Fluctuating Prices Over the Year
As rumors of market manipulation spread in April, the USDN dropped to $0.78. After its first drop, the stablecoin quickly bounced back. However, the digital asset exhibited further symptoms of weakening in the months that followed. The price declined to $0.82 in May and again to roughly $0.93 in June.
The stablecoins developers held a vote to alter the protocol’s specifications in order to fix the stability problems. Following the vote, the team revised the protocol’s economic mechanisms. The maximum swap amount, protection mechanisms for the backing ratio, and the distribution of incentives are all up for revision.

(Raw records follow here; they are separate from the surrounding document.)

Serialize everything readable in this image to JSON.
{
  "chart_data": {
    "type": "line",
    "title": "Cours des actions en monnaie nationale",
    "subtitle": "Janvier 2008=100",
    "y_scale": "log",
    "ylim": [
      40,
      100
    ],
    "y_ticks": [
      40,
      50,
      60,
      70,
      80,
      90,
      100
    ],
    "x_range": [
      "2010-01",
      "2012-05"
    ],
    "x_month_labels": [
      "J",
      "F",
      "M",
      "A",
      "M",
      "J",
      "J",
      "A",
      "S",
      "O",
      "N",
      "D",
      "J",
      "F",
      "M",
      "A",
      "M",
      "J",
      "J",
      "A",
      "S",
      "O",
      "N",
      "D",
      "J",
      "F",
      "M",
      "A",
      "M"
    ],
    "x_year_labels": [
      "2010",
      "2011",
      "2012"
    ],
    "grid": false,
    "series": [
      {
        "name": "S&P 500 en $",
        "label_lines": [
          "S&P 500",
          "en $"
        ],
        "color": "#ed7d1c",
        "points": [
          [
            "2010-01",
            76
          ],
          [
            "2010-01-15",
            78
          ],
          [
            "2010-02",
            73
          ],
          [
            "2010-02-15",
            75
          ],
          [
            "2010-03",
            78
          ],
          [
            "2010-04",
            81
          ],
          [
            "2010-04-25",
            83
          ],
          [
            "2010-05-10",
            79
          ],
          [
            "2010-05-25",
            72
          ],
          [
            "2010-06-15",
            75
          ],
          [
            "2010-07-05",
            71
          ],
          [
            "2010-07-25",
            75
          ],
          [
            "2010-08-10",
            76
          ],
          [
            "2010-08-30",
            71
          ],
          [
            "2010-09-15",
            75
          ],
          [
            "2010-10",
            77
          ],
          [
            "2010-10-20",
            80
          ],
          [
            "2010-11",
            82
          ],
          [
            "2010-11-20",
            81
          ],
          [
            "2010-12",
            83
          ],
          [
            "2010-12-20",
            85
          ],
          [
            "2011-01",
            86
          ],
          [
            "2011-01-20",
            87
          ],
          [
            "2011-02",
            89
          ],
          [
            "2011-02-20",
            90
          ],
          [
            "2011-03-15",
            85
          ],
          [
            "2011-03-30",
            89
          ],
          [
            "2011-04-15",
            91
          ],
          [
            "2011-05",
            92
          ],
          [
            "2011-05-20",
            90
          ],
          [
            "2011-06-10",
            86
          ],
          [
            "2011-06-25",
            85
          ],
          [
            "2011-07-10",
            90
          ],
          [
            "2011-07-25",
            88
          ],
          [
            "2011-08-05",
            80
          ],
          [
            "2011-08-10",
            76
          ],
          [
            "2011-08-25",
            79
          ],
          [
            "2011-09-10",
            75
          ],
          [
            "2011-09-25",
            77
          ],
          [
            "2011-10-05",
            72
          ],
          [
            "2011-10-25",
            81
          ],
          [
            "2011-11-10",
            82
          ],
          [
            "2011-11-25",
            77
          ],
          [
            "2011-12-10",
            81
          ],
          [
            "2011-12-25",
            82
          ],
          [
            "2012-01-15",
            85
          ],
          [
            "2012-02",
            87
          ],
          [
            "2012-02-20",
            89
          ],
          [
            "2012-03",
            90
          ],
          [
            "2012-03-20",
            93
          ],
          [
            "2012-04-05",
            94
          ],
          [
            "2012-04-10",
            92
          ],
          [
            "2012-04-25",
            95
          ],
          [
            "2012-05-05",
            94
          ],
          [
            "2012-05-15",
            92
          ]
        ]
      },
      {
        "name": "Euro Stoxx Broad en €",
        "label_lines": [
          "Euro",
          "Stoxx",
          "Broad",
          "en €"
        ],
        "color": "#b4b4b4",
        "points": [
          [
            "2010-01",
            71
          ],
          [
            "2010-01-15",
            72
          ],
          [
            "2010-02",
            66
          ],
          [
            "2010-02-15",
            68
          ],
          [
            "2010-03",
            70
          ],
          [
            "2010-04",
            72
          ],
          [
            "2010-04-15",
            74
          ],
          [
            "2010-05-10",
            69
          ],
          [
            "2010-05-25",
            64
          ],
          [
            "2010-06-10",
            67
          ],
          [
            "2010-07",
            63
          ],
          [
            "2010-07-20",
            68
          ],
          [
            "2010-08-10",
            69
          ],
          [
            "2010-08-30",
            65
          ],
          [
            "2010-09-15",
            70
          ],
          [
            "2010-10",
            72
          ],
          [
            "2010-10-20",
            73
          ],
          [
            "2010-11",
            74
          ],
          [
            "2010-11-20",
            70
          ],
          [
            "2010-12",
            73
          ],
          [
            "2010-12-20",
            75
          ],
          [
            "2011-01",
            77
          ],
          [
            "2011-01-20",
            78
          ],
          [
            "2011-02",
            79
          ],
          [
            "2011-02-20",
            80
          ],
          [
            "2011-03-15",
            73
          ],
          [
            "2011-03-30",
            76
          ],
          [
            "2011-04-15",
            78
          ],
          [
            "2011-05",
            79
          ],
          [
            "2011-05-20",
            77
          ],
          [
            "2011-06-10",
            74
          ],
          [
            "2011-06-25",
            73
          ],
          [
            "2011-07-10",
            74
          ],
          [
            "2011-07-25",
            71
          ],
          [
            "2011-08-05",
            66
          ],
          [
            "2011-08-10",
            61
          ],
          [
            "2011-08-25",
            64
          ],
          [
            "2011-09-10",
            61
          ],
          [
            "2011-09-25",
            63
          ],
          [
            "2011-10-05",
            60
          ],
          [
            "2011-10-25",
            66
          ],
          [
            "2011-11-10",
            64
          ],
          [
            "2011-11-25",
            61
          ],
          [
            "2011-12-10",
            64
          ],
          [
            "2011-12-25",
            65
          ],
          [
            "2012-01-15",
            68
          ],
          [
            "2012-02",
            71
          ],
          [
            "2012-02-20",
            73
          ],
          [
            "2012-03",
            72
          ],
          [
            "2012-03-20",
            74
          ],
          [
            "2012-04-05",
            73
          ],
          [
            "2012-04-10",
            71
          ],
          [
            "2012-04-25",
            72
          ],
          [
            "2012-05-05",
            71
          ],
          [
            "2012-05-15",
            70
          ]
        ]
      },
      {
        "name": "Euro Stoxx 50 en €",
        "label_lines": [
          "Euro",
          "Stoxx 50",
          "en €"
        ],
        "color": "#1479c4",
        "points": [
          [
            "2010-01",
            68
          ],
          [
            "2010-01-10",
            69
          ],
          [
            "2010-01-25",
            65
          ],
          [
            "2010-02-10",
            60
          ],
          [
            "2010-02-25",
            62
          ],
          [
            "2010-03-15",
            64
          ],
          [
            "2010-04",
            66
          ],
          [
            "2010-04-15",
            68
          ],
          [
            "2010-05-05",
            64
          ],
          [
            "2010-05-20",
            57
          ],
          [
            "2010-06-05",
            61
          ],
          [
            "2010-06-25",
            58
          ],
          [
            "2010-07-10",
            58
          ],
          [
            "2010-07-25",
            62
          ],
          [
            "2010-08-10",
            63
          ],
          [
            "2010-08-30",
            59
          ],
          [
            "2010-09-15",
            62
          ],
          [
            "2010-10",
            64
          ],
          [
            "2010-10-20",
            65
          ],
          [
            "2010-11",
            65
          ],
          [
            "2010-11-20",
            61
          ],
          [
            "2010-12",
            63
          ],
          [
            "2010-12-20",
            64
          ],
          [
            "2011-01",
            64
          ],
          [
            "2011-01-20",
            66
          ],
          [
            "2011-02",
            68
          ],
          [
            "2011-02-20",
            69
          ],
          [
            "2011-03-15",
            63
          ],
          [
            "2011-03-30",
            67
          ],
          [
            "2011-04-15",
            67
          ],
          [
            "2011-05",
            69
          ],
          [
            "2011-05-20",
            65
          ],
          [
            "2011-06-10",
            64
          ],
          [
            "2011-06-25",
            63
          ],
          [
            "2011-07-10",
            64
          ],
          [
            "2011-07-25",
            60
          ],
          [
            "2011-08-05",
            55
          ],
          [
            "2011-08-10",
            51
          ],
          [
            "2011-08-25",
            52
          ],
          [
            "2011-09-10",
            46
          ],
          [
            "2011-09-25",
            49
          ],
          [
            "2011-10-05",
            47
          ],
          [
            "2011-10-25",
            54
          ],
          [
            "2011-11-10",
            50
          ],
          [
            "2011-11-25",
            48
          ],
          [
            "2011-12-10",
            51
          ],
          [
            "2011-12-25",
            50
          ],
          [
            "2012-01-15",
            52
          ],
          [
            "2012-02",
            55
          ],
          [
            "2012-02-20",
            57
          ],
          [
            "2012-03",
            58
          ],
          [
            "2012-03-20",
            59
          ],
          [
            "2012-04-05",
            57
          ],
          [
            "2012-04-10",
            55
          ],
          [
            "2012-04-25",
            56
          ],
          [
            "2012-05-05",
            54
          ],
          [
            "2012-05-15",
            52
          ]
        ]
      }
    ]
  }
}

Acala USD (aUSD), the network’s stablecoin, had its value drop by 99% after a recent attack. The sudden mint of over a billion aUSD has left its owners wondering whether and how the decentralized financial system can recover. Tokens of the aUSD currency are still changing hands at a price of $0.63 as of this writing.
HUSD, a stablecoin supported by cryptocurrency exchange Huobi, also fluctuated to $0.82 earlier this month owing to a lack of liquidity. The depeg, according to the exchange, was caused by the closure of market maker accounts to ensure regulatory compliance. Due to this, there was a temporary depeg, however, it was quickly corrected by the issuers.